Design-build is a growing approach in the construction industry where a single contractor provides both the design and the construction services. The awards recognize the exemplary utilization of the design-build approach on projects that successfully achieved quality, cost, and schedule goals.
In June, the DBIA recognized Tech’s facility with three Mid-Atlantic Region awards, including:
• W.M. Jordan Company received a first place award for building design;
• HKS Sports + Entertainment and the W.M. Jordan Company received the Excellence in Architecture Award; and,
• Virginia Tech was honored with the Outstanding Owner Award.
The facility, built by W.M. Jordan Company – a company whose CEO is John Lawson, a 1975 graduate of Virginia Tech – cost $21.3 million and was finished in the summer of 2015. It possesses all of the features befitting a nationally ranked football program, while also being flexible enough to help certain Olympic sports. HKS Architects + Entertainment designed the facility.

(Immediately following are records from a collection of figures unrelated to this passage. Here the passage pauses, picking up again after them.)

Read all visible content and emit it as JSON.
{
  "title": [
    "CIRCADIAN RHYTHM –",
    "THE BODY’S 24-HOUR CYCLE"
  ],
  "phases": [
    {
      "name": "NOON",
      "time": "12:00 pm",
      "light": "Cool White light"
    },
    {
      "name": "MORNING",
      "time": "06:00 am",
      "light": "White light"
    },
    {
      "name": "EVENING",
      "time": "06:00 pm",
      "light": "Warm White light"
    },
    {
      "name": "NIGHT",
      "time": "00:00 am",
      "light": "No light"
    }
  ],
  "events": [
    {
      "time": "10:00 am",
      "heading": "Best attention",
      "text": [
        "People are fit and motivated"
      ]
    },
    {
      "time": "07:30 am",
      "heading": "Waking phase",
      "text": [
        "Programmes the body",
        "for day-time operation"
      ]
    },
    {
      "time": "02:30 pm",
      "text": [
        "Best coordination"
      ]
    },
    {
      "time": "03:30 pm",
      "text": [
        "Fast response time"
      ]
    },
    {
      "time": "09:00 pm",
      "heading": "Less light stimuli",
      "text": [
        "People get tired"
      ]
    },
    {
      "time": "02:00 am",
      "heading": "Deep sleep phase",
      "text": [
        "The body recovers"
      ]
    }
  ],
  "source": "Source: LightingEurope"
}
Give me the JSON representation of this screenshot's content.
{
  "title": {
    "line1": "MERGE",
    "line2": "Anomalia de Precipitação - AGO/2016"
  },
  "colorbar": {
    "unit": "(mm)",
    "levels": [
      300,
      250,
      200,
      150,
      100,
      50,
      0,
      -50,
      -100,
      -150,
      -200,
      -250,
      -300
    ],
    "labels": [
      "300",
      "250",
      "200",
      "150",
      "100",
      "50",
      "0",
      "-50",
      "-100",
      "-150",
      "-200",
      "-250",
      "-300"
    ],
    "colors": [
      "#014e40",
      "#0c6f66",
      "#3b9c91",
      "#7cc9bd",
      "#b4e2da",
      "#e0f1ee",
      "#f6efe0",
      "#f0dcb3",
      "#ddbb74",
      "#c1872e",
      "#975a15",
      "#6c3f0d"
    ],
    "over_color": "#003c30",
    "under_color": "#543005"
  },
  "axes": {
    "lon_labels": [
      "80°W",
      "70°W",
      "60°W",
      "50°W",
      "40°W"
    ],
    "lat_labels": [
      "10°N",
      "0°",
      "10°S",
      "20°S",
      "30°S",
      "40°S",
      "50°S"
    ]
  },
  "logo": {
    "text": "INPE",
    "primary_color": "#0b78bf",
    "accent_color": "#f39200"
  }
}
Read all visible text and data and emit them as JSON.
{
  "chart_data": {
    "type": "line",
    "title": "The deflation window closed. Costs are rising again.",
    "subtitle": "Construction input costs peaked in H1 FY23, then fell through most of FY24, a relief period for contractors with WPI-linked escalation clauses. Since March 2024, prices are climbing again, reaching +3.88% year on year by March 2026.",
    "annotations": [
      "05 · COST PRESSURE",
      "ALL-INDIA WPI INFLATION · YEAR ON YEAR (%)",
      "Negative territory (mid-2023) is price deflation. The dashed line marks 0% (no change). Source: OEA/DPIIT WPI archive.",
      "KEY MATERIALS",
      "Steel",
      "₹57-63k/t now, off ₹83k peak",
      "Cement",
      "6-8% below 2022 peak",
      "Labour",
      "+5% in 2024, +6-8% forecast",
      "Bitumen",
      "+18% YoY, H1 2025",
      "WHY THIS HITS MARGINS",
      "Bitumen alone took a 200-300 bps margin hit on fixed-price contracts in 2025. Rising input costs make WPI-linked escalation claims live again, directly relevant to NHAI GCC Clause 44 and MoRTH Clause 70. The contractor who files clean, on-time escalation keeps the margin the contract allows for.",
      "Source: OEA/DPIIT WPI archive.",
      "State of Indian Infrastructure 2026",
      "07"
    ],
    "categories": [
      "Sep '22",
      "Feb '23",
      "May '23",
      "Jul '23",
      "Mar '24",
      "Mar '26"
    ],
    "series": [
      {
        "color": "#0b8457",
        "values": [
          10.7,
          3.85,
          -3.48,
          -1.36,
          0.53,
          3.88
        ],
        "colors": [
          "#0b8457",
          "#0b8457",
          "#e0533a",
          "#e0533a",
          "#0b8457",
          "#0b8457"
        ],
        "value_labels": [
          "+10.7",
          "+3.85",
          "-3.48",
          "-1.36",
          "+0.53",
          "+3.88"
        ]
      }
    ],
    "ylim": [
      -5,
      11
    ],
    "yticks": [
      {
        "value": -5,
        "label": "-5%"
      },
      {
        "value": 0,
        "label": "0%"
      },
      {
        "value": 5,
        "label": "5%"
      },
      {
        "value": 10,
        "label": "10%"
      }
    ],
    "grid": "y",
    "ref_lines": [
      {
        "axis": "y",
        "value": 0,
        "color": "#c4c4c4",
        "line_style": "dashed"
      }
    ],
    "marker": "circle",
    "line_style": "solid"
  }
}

The facility is one the largest of its kind in the nation at 91,000 square feet. It is 210 feet wide and 400 feet long, and has a synthetic turf that is fast, firm, and dense.
The height from the playing surface to the bottom of the steel ceiling trusses is more than 86 feet at its apex, thus allowing plenty of room for punting and kicking. Its 8-foot padded walls, wide sidelines, full scoreboard, and 40-second clocks on each end allow the football program to hold a full-contact scrimmage.
In addition, the facility features garage-type doors, which open quickly and allow the players to move rapidly from the outdoor practice field into the indoor facility in the event of inclement weather.
The facility also features a video platform that runs the entire length of the field. Three doors at separate locations lead out to observation decks to allow the video staff to film the portions of practice being held outdoors. The head coach also has his own observation deck in the facility, with a door that leads to a deck outside for the observation of the outdoor portion of a practice.
Other sports, such as men’s and women’s soccer, softball, baseball, and lacrosse also use the building for training and conditioning.
The exterior of the building possesses maroon trim and Hokie Stone on the bases of each support column. The archway entrance resembles that at Lane Stadium.
Plus, the university’s core values – brotherhood, honor, leadership, sacrifice, service, loyalty, duty, and Ut Prosim (That I May Serve) – have been etched along the bases of the columns. Architects borrowed this feature from the Pylons above War Memorial Chapel along Tech’s Drillfield.
The facility is eligible to win a National Award of Excellence for its category (Educational Facilities) in an awards ceremony during DBIA’s Design-Build Conference and Expo on Nov. 3 in Las Vegas.